MEIRION BOWEN - Articles & Publications

 

Schuller's Klee Sketches

A few years back the London Philharmonic Orchestra played Gunther Schuller's Seven Studies on themes of Paul Klee to an audience dominated by lady piano-teachers - they had come to hear Cherkassky in Rachmaninov 3 - and were discernibly successful in engaging their attention and sympathy. The LPO's Festival Hall concert on November 10 was ostensibly a repetition of this formula, except that the star attraction this time in the same programme was Korean-born Tong Il Han. Thus the audience was dominated by the oriental contingent, especially Japanese - but it didn't work so well.

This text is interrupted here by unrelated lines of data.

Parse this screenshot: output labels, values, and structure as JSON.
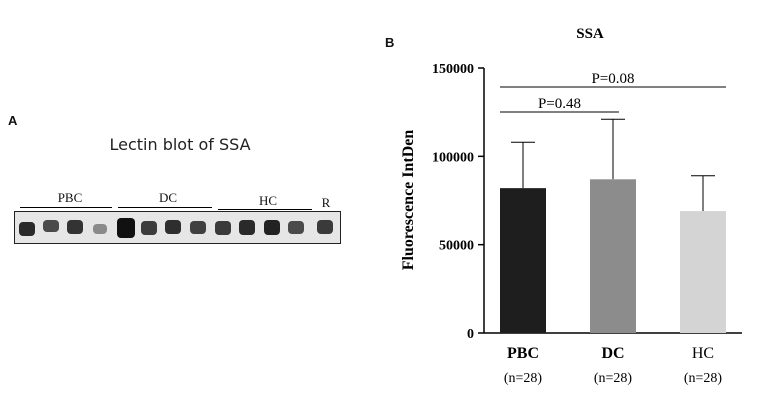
{
  "panel_a": {
    "letter": "A",
    "title": "Lectin blot of SSA",
    "groups": [
      "PBC",
      "DC",
      "HC",
      "R"
    ]
  },
  "panel_b": {
    "letter": "B"
  },
  "chart_data": {
    "type": "bar",
    "title": "SSA",
    "ylabel": "Fluorescence IntDen",
    "xlabel": "",
    "categories": [
      "PBC",
      "DC",
      "HC"
    ],
    "category_sublabels": [
      "(n=28)",
      "(n=28)",
      "(n=28)"
    ],
    "values": [
      82000,
      87000,
      69000
    ],
    "error_upper": [
      108000,
      121000,
      89000
    ],
    "bar_colors": [
      "#1e1e1e",
      "#8c8c8c",
      "#d4d4d4"
    ],
    "ylim": [
      0,
      150000
    ],
    "yticks": [
      0,
      50000,
      100000,
      150000
    ],
    "grid": false,
    "annotations": [
      {
        "text": "P=0.48",
        "from": 0,
        "to": 1
      },
      {
        "text": "P=0.08",
        "from": 0,
        "to": 2
      }
    ]
  }
}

For one thing, the orchestral playing in the Schuller was below par. Their ensemble was frequently ill-judged, and rhythmically there was much left to be desired. Furthermore, John Pritchard was more inclined than in the earlier performance to play the work as a suite of individual movements separated by long pauses, during which the audience fidgeted with programmes, chattered, took their coats off and generally distracted one from the music.

The work does demonstrably hang together well, in spite of its wide idiomatic range. The seven movements are pivoted around the third and sixth - Little Blue Devil and Arab Village. The former acts as focal point for the expressionistic violence of Antique Harmonies (which incorporates a repeated 14th-century cadence) and An Eerie Moment, and the pointillist textures of Abstract Trio and The Twittering Machine. Little Blue Devil is indeed a typical piece of 'third-stream jazz' - whose label and integrative principles originated with Schuller - relating closely similar modes of attack, scoring and expressive ambivalence. Arab Village is the internal reference point for all the static elements in the music, many of which feature in the final Pastorale, and this is the longest movement. It is static, meditative, restful in effect, fixing the listener's attention on a succession of Arab folk-themes played by off-stage flute and on-stage oboe and drums. We are here at 'the still point of a turning world', for the work as a whole is like a piece of mobile sculpture, all one entity, yet constantly presenting a different aspect. Just as Klee's pictures have an abstract base that overlaps into the figurative, so Schuller's musical counterpart spills over into onomatopoeia. In sum, a highly successful translation of visual experience into comparable yet independent aural experience.

It was rewarding to hear Schuller's Seven Studies again - we hear the work all too seldom, and we encounter little enough Schuller anyway - so I hope that on future occasions the LPO will allot more rehearsal to it, and possibly place it in a context where it is not so obviously the tiny pill to be swallowed with a basinful of sugar.